Diffusing the demographic time bomb
Nicola Hill, former Health Editor at Sky News,
takes a look at caring for an older population, a clear challenge in Richmond.
How many of you reading this are juggling caring for elderly parents with raising young children? Perhaps you are struggling to find qualified and reliable support for older members of your family, or well-run care homes with daily activities designed to stimulate and entertain.
Despite an ageing population and the rising number of people diagnosed with Alzheimer’s disease and other forms of dementia, there is a major shortage of care on every level. No-where is the aging demographic more evident than in Richmond.
Those of us living in the Borough will have recently received our new council tax bills and may have noticed a precept to fund adult social care. Since we live in an ‘ageing borough’ and the council’s highest spend is on social care this explains the need for an increase in local tax.

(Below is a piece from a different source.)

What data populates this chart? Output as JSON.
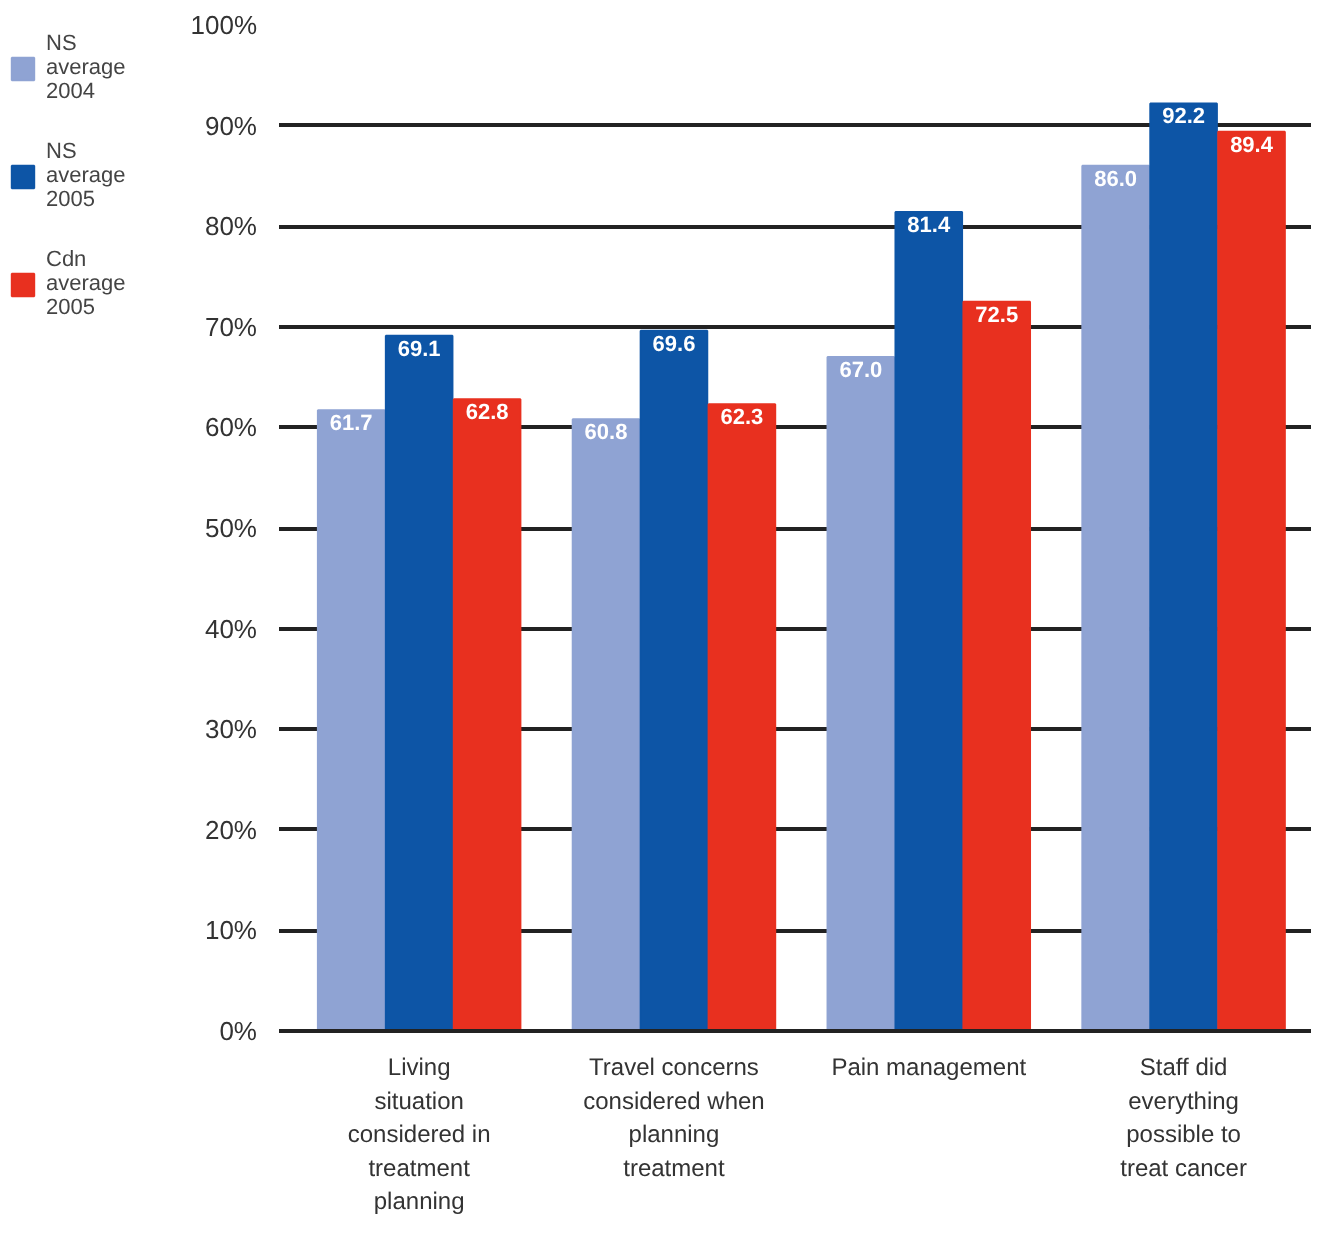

Surrey Council threw the spotlight onto the problem when it threatened to hold a local referendum to see if it could raise council tax by a whopping 15% to fund adult social care. Seen as a bold political move, it eventually backed down after receiving re-assurances from the government that it would move quickly to tackle the crisis.
We are living longer and the burden of care is an unavoidable challenge that will only grow over the following decades.
Richmond may already have an older than average population but this is a nationwide trend and needs a nationwide solution; according to the chair of the Local Government Association, social care will be underfunded to the tune of £2.6bn by 2020. Many private care homes have closed down: According to the Care Quality Commission, the number of care homes in England has fallen from 18,068 in September 2010 to 16,614 in July last year. And the number of companies providing care at home has also fallen.
We need to prioritise the matter, making it a top concern. A friend of mine, a former Queen’s Nurse, set up such a company 25 years ago. But the introduction of the national living wage, and local authorities’ inability to pay higher fees meant her business was no longer viable and so 120 people lost their jobs and the elderly they cared for had to seek support elsewhere. Certainly, there was a lack of intuitive thinking in this case.
The devastating effect on the care provided for older people has a major impact on our hugely over-stretched NHS.
The Government hates the term bed blocking, but that is exactly what is happening; many elderly people who no longer need to be in hospital cannot be allowed home as there is no package of social care support available for them. It means longer waits in A&E for all of us and few hospital beds available at the end of the line.
There are more news stories about frail and vulnerable pensioners spending days alone, with a hurried visit from a carer who has only a few minutes to ensure someone is fed, bathed and has taken their medicine.
If we are lucky we will all grow old so we should ensure proper care provision is put in place now. We need to protect our older people. I am a trustee of the charity Action on Elder Abuse, and we hear horrific stories of half a million older people being abused in the UK every year, physically, mentally and financially.
We are campaigning for a change in the law, to make elder abuse a separate crime. By realising that elderly people are a vulnerable group who need protecting, maybe we will open our eyes to the need for the proper investment in adult social care. After all, an advanced and equitable society is measured by the way in which it treats older people.